L’inceste n’est pas l’Œdipe

Linceste n’est pas un Œdipe trop intense ni l’exhibition dun élan trop fougueux. Il n’y a pas de continuité entre un acte, un geste, une logique normo-névrotique et leurs équivalents pervers. Non seulement, d’ailleurs, le comportement pervers n’est pas un comportement normal “trop intense”, mais, au contraire, il se camoufle fréquemment derrière une façade de normalité» [7]

Pour Racamier, « L’inceste n’est pas du registre de l’œdipe, Il n’a rien à faire du tabou de l’inceste. Il n’est pas non plus du registre de la castration »[8].

Pour essayer d’illustrer nos propos on a tenté de faire appel à la mythologie.
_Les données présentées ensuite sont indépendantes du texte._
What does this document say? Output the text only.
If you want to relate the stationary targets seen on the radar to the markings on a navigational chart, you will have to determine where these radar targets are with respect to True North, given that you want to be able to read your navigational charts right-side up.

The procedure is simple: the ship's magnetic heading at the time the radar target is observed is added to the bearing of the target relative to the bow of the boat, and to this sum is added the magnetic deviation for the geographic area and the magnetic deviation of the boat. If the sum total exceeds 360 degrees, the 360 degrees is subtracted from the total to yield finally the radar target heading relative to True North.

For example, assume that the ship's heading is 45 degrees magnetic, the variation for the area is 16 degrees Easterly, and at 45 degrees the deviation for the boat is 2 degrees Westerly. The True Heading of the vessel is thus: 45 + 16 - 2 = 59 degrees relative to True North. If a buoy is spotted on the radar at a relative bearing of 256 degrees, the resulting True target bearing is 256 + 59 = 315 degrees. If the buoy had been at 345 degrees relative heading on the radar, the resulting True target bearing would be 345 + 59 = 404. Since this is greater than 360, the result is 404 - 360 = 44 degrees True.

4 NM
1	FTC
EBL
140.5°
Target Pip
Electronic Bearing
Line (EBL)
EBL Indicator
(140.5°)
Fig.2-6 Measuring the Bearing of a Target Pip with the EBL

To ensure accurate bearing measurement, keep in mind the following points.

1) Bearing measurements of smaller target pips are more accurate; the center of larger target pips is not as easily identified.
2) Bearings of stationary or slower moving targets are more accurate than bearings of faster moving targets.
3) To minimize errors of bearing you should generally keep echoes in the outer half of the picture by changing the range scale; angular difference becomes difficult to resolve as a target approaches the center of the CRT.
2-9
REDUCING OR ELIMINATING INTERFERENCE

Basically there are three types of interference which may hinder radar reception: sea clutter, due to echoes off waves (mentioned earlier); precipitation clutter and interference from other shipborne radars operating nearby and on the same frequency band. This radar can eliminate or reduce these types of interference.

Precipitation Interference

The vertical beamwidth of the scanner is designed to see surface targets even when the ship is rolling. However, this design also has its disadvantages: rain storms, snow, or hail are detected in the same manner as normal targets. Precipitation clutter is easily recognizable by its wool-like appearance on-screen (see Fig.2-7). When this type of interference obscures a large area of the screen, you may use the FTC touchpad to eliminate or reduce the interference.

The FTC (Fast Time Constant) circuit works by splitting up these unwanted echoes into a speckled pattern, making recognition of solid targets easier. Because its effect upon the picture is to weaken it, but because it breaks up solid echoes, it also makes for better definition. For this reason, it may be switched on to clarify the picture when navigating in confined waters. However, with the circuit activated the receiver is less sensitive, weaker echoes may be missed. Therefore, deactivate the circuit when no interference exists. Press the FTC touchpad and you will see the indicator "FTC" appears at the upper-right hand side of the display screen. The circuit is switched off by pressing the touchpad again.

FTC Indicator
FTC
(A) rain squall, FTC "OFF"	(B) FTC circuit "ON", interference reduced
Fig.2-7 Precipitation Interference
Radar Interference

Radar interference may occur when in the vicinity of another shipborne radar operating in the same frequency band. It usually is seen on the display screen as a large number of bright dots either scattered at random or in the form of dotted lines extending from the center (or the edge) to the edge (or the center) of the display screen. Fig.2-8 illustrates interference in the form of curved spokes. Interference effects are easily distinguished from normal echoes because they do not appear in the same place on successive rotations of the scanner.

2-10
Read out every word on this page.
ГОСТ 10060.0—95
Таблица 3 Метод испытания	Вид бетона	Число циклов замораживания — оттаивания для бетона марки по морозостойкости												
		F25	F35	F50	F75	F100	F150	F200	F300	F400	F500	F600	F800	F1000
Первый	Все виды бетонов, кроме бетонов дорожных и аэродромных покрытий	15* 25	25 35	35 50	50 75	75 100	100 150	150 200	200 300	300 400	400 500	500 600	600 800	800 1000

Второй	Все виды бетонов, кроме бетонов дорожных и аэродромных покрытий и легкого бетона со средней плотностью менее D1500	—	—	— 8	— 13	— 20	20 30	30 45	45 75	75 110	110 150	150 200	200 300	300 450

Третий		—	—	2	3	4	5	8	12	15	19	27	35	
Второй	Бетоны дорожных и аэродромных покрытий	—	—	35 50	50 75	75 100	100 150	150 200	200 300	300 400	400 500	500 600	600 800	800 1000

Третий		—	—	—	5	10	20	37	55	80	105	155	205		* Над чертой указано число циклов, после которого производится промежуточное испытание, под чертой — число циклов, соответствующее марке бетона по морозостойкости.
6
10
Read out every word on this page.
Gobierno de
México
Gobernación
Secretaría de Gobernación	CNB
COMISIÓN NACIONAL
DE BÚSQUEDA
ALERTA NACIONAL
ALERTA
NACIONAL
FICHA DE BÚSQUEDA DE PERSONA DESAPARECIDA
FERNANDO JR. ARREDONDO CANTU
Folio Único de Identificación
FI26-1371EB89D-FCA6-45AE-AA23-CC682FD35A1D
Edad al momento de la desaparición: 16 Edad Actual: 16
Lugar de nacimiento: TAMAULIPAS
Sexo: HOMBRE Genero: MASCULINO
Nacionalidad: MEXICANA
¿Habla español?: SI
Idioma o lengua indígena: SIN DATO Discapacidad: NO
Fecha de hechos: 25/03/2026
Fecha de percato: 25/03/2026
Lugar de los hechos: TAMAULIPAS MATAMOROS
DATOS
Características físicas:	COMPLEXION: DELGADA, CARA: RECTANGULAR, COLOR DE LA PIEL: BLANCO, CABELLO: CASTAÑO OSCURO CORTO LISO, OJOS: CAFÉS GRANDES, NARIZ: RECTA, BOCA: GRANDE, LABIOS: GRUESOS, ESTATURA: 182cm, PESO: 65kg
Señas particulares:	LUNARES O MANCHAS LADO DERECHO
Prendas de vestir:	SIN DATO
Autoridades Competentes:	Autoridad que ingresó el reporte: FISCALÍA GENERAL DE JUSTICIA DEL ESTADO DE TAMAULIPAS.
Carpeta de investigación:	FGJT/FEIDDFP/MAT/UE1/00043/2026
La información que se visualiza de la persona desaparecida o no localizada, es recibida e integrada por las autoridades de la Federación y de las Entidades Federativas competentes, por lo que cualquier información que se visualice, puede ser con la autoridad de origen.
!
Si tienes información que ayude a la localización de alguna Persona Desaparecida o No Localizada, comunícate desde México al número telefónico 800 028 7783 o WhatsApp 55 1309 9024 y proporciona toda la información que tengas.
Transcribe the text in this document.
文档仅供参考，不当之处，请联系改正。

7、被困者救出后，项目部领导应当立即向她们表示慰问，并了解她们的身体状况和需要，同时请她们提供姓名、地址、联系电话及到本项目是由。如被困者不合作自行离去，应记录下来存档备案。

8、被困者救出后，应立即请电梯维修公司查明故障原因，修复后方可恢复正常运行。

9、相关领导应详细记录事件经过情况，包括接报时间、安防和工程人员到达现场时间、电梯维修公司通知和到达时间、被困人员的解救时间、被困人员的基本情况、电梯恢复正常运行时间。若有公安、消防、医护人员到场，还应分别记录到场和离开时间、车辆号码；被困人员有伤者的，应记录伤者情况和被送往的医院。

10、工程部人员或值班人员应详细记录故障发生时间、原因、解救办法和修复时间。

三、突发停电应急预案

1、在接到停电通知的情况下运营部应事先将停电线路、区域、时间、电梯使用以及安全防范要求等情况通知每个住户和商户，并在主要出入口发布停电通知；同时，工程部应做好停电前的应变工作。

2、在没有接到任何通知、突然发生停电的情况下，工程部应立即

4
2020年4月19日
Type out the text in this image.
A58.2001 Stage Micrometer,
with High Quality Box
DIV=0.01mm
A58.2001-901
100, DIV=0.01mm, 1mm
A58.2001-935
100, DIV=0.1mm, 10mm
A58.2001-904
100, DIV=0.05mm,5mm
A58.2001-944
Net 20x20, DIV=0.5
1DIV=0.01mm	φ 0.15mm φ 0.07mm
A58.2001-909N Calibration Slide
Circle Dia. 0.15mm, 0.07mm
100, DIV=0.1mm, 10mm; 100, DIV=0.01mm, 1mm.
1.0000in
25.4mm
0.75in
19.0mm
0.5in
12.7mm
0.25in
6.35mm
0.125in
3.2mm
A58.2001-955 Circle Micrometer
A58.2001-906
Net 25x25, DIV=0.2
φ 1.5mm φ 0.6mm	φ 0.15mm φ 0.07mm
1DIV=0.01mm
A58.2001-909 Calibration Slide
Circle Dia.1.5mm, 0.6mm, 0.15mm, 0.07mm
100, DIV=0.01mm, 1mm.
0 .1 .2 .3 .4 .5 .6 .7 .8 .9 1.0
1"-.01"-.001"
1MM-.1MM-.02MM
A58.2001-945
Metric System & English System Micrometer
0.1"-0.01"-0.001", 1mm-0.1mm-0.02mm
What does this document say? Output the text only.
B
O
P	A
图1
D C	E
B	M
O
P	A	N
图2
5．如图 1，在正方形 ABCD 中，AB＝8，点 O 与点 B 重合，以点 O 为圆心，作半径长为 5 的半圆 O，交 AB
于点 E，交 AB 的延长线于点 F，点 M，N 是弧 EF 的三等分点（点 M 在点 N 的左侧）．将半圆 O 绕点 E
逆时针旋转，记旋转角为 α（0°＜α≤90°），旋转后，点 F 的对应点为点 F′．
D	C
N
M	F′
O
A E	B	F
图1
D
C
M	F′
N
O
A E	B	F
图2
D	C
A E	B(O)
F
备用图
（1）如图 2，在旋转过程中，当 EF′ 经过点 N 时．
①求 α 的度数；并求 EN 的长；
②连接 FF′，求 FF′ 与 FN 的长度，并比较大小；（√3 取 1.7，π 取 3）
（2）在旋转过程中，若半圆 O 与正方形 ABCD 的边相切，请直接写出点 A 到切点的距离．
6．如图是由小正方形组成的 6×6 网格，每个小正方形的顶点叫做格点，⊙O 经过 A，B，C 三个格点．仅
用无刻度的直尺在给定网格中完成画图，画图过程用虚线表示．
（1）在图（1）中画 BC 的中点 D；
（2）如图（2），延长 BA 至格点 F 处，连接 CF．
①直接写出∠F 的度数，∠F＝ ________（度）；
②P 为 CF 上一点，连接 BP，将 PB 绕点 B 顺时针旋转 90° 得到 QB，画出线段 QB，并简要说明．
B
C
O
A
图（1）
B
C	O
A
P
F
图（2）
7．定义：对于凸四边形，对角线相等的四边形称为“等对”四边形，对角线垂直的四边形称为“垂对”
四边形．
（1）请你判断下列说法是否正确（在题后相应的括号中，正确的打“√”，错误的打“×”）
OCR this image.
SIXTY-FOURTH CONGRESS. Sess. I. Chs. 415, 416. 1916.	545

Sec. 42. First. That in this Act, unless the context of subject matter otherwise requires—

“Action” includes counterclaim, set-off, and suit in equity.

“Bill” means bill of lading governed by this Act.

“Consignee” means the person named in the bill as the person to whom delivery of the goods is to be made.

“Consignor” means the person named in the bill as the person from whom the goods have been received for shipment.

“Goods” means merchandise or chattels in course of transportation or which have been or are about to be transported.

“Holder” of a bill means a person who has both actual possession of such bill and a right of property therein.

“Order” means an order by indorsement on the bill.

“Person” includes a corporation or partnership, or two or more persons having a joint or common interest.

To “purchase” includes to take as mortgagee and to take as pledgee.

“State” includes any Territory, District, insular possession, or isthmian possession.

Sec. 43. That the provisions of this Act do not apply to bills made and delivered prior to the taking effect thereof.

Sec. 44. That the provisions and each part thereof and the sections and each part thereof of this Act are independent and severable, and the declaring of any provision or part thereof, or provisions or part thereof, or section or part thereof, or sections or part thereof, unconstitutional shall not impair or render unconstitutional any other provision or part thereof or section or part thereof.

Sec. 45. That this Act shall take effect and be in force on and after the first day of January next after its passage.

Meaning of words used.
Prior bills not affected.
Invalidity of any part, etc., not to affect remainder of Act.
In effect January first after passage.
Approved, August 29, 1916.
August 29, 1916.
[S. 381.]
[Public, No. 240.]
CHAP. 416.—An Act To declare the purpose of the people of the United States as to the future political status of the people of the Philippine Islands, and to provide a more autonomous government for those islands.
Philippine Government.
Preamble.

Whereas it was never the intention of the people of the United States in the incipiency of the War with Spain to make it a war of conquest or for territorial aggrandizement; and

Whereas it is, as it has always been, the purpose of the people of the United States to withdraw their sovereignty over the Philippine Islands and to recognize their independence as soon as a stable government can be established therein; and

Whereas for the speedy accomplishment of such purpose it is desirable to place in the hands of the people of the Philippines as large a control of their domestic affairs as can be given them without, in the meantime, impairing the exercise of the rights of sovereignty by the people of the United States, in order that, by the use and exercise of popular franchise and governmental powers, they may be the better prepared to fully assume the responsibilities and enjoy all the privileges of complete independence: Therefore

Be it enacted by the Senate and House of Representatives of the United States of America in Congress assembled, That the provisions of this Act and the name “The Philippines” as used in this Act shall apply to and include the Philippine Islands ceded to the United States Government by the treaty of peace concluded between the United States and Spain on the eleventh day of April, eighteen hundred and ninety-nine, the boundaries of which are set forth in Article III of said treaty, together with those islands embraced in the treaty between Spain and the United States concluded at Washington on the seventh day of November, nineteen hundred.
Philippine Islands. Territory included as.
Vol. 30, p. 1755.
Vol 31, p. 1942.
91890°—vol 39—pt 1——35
· Œdipe s’est caractérisé par le fantasme (mythe) et ensuite le passage à l’acte (l’inceste) . Après le déni, la vérité a été révélé au grand jour, et le châtiment est tombé. Cette transgression a été aussitôt punie par la mort et la cécité. Ce mythe vient nous symboliser l’interdit fondateur qui régit les lois des sociétés humaines.

· Périandre est un jeune homme devenu roi, qui essaie de se séparer comme il peut de sa mère trop possessive qui l’empêche de s’émanciper. Voulant à tout prix garder son fils au près d’elle, celle-ci tente de le séduire et lui tend un piège ; un beau jour elle lui fait croire qu’une jeune femme amoureuse de lui, viendra le rejoindre durant la nuit mais elle sera masquée car elle tient à rester anonyme.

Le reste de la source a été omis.